Glucosamine and Joint HealthAs we get older more and more of us will suffer from stiff joints.

Instead of leaping out of bed in the mornings we will ease ourselves more gently into activity. For many of us, the problem can become acute, turning into osteoarthritis when the breakdown of cartilage in the joints creates chronic pain, loss of mobility and disability.

With six million people in the UK already suffering from osteoarthritis, anything we can do to prevent the disease developing is of course of interest.

Recently many people, as they reach middle age, start taking glucosamine supplements. However, apart from reading the promotional literature in supplement adverts, few of us really understand what it is and what it does.

To start with, it is useful to know a little about our joints, or the flexible connections between our bones. Amazingly we have over 230 moveable and semi-moveable joints around our body.

Osteoarthritis and other problems can occur when the cartilage in a joint breaks down. Cartilage is a firm slippery tissue which acts as a cushion and shock absorber between the bones of joints. In healthy people the cartilage allows bones to glide around and over each other without any problems.

Once cartilage becomes damaged or begins to break down, the bones in joints can begin to rub together causing pain and numerous other problems.

Glucosamine sulfate is a natural amino acid and a key component found in the production of healthy cartilage. However, there are different types of cartilage in the body and glucosamine supplements are mostly considered by people developing knee and hip problems.

Glucosamine can’t be found in natural foods apart from in the shells of shellfish but it can be made in a laboratory and extracted from crab, lobsters and shrimp shells.

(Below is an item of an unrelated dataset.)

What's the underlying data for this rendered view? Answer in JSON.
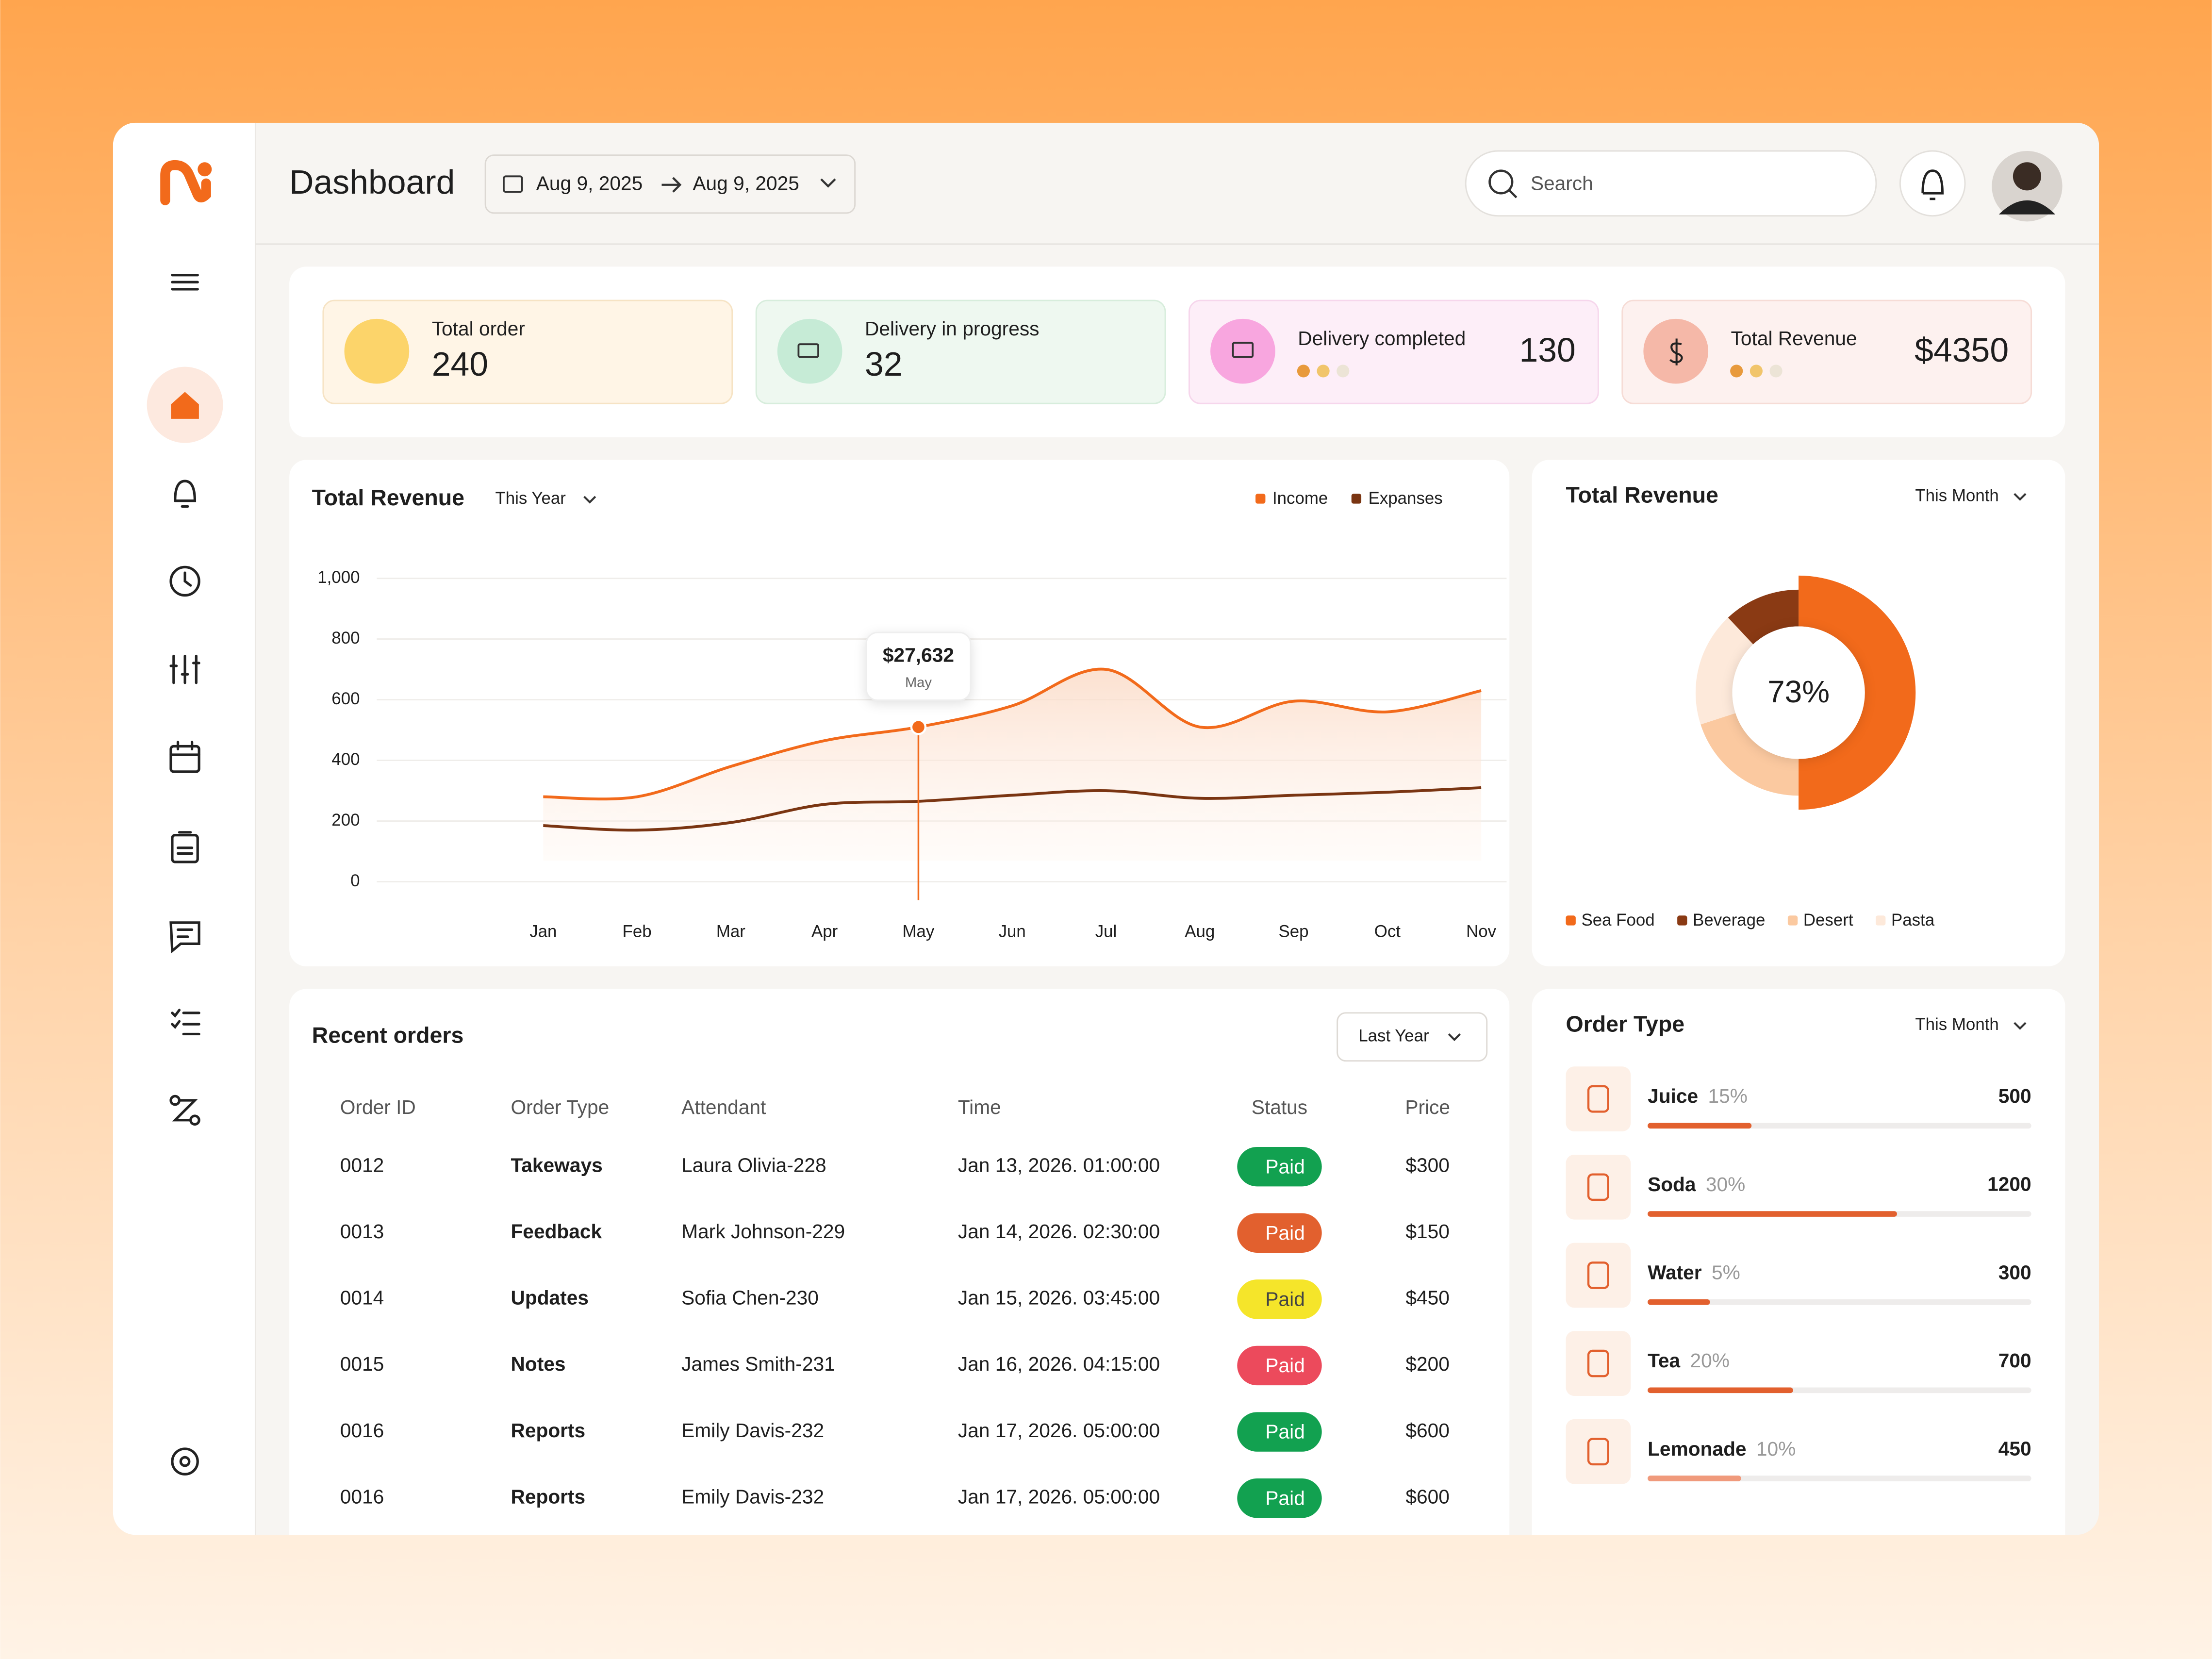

Then are now numerous reports from health supplement manufacturers and also sports professionals who say joint problems have been greatly helped by turning to glucosamine supplements.

However, there are still many conflicting thoughts; reports from NICE indicate they feel there is currently insufficient evidence to support the use of glucosamine in osteoarthritis. A report from the BMJ indicates that the use of glucosamine supplements do not result in relevant reductions of joint pain, nor affect the space between the joints.

The good news is that glucosamine appears safe with few side effects, even when taken for several years. Occasional side effects could include headaches, heartburn and constipation, but these do not appear common although there is ongoing research on whether glucosamine could contribute towards an increase in LDL, the “bad” cholesterol. It is definitely advised not to take glucosamine if you are on Coumadin (warfarin).

There are some recommendations that if you are looking at taking glucosamine supplements, then it can be of extra benefit to take them with turmeric and manganese. Turmeric has antioxidant and anti-inflammatory properties while manganese is also vital for the production of cartilage and works with glucosamine to help produce synovial fluid, helping to reduce friction between joints.

There is some useful information on the web such as:

However, as with all complex supplements, it is a good idea to talk to your trusted health practitioner about your individual situation before you invest in glucosamine supplements.